Purpose : The rd8 mutation in the Crumbs1 (Crb1) gene is present in C57Bl/6N-derived mouse lines, including CD11c-eYFP transgenic mice. Crb1 is expressed exclusively in the retina and brain of mice, and the Crb1rd8 mutation causes distinctive retinal degenerative lesions that may affect the immunophenotype of resident leukocytes. We hypothesized that the Crb1rd8 mutation would upregulate antigen presentation and/or activation markers on brain and retinal microglia and CD11c-eYFP+ cells.
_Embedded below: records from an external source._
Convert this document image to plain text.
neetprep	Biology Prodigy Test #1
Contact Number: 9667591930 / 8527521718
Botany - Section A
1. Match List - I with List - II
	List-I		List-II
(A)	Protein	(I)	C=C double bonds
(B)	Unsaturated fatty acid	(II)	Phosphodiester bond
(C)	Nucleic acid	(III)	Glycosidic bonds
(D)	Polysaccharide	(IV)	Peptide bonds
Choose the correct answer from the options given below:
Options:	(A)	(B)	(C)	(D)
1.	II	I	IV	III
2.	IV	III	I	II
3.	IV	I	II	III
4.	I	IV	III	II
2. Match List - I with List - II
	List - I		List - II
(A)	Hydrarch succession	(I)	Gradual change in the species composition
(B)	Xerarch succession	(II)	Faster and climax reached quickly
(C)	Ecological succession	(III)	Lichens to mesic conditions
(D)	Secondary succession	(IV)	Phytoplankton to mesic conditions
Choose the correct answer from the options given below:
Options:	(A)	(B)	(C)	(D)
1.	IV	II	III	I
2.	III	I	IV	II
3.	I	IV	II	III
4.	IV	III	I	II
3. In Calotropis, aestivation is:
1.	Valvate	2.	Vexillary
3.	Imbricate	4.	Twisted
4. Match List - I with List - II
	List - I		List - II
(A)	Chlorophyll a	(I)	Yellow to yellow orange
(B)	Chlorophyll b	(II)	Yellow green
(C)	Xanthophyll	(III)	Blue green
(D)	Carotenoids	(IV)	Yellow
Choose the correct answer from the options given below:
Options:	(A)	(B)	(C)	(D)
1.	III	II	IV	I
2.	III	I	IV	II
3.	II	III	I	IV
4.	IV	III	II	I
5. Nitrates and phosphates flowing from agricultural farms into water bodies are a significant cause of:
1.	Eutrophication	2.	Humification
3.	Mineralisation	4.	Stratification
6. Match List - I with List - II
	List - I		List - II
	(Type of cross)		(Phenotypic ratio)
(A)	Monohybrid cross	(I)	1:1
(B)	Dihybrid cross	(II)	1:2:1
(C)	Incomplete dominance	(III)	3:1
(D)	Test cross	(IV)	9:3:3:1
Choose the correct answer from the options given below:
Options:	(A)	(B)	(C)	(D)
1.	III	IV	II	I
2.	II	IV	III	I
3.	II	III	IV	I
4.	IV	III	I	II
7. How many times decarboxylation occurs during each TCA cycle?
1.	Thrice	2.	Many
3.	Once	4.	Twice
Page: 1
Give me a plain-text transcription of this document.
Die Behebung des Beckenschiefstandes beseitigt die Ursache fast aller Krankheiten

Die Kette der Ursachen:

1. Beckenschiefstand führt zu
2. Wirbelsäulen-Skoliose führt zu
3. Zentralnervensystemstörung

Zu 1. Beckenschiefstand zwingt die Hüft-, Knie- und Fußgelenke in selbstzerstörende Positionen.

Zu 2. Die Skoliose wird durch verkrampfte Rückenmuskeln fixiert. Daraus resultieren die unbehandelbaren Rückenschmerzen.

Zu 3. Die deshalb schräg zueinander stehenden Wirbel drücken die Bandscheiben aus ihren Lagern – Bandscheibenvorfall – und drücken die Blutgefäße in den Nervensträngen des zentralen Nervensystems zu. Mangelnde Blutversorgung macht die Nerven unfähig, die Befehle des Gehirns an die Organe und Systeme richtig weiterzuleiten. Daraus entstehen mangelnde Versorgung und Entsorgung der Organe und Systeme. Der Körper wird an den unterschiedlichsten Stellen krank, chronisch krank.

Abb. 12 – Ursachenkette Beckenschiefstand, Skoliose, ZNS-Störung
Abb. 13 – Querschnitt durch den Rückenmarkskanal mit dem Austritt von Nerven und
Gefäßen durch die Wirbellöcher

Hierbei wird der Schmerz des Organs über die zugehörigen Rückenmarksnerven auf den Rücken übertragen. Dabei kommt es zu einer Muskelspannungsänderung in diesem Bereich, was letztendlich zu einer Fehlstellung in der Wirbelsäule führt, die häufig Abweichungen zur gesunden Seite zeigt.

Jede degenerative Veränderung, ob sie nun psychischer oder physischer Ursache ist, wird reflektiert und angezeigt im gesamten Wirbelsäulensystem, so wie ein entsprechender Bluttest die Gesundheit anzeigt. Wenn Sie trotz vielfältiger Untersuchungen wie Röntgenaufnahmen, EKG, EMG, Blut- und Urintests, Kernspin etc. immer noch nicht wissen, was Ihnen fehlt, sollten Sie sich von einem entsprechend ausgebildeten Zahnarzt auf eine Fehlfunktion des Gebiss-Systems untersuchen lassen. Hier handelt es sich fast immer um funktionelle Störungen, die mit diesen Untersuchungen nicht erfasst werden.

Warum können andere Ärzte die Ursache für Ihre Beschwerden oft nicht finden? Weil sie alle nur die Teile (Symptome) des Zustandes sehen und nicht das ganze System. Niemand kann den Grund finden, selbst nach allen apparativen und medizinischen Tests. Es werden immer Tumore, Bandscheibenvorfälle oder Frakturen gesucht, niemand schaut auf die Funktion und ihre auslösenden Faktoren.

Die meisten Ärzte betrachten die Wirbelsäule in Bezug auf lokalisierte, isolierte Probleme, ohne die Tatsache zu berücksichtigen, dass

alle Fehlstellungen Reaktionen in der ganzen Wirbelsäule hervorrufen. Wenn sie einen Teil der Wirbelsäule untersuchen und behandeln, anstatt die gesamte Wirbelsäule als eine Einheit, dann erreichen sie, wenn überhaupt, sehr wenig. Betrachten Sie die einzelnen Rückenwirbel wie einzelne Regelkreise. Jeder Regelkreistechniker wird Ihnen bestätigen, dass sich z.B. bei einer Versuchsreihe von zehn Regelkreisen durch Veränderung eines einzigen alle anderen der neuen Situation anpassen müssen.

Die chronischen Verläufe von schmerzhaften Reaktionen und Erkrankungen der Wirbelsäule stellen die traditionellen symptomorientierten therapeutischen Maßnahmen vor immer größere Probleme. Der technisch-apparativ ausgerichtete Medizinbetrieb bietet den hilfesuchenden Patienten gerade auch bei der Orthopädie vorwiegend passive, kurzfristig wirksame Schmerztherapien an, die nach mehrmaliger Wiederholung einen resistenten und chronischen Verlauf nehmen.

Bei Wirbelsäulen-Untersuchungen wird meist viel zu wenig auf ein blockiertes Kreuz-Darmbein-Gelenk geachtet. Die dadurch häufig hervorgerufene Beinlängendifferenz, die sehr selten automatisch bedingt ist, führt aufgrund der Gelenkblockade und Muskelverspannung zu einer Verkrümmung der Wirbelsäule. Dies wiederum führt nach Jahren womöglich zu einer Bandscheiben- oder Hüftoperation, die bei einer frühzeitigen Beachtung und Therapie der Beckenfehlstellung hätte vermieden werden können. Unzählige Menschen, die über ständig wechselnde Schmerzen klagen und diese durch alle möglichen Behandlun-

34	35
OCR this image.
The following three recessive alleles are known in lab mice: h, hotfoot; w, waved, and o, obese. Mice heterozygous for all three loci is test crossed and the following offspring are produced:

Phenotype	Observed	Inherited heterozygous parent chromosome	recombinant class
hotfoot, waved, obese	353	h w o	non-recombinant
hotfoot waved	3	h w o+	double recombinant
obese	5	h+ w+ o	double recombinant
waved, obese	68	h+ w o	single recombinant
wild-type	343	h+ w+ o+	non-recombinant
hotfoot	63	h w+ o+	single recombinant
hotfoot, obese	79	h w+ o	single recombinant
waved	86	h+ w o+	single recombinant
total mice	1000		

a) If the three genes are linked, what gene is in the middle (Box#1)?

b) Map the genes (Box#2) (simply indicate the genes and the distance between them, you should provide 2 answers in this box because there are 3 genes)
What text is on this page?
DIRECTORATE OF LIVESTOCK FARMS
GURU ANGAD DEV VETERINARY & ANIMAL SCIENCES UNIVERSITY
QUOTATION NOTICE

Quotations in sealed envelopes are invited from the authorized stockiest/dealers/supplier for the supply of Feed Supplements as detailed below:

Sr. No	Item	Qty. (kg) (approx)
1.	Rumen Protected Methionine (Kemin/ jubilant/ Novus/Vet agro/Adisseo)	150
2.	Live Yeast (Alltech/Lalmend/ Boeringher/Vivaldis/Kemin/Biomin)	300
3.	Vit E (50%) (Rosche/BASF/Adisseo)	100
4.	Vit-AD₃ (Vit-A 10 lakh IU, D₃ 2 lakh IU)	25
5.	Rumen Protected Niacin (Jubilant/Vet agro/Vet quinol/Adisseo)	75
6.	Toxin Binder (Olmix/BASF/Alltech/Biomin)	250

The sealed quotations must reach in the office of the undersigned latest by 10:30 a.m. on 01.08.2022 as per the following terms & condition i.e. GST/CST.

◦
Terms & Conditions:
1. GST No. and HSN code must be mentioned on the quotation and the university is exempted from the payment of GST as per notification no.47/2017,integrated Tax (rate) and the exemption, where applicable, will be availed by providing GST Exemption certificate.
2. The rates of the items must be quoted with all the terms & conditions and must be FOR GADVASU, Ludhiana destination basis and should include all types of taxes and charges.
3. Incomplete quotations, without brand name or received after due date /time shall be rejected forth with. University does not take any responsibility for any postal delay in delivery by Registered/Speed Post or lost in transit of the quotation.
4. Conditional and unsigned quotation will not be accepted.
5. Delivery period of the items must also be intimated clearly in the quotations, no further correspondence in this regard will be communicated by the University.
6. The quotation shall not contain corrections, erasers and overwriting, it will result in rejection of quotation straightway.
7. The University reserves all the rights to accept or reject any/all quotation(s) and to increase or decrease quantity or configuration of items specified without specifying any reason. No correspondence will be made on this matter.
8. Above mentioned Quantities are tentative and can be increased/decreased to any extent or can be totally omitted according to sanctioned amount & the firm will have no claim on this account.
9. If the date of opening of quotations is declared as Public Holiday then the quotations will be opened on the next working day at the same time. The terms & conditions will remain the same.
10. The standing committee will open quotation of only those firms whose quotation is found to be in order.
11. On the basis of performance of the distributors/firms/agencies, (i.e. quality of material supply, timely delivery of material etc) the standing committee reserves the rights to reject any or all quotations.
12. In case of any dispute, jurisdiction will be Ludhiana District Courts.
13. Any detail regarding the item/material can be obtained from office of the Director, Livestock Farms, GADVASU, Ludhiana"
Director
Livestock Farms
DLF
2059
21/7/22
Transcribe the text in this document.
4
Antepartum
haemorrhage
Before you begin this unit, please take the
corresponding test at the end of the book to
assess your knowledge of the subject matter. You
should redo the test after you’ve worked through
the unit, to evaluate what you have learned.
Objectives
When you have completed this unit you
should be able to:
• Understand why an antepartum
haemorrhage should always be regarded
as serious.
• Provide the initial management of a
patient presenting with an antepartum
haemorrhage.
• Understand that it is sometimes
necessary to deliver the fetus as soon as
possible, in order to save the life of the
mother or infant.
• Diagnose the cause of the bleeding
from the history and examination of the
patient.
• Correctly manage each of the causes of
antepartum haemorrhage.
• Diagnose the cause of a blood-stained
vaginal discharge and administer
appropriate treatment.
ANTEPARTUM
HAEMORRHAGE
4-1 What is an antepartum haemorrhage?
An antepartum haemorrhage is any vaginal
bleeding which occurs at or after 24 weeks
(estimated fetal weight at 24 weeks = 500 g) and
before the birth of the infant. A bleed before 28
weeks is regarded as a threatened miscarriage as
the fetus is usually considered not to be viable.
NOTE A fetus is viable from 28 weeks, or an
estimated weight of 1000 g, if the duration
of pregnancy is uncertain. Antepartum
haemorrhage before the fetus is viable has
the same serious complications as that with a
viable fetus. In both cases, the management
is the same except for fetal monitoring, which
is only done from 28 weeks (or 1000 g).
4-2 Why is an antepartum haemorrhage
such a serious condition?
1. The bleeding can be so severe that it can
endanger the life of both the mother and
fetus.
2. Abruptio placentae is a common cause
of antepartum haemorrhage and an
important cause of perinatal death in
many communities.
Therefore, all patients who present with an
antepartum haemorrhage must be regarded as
Methods : C57Bl/6N CD11c-eYFP mice (Crb1rd8/rd8) were outcrossed with C57Bl/6J mice to generate CD11c-eYFP Crb1wt/wt mice. At 8 weeks of age, eyes and brains were collected from naïve perfusion-fixed mice (n = 4 - 6) and tissues were processed for confocal microscopy. Single cell suspensions of retina, brain parenchyma (cortex), choroid plexus, pia mater and spleen (n = 7) were analysed by multi-colour flow cytometry; the percentage of positive cells was compared between mouse strains using Chi-square tests.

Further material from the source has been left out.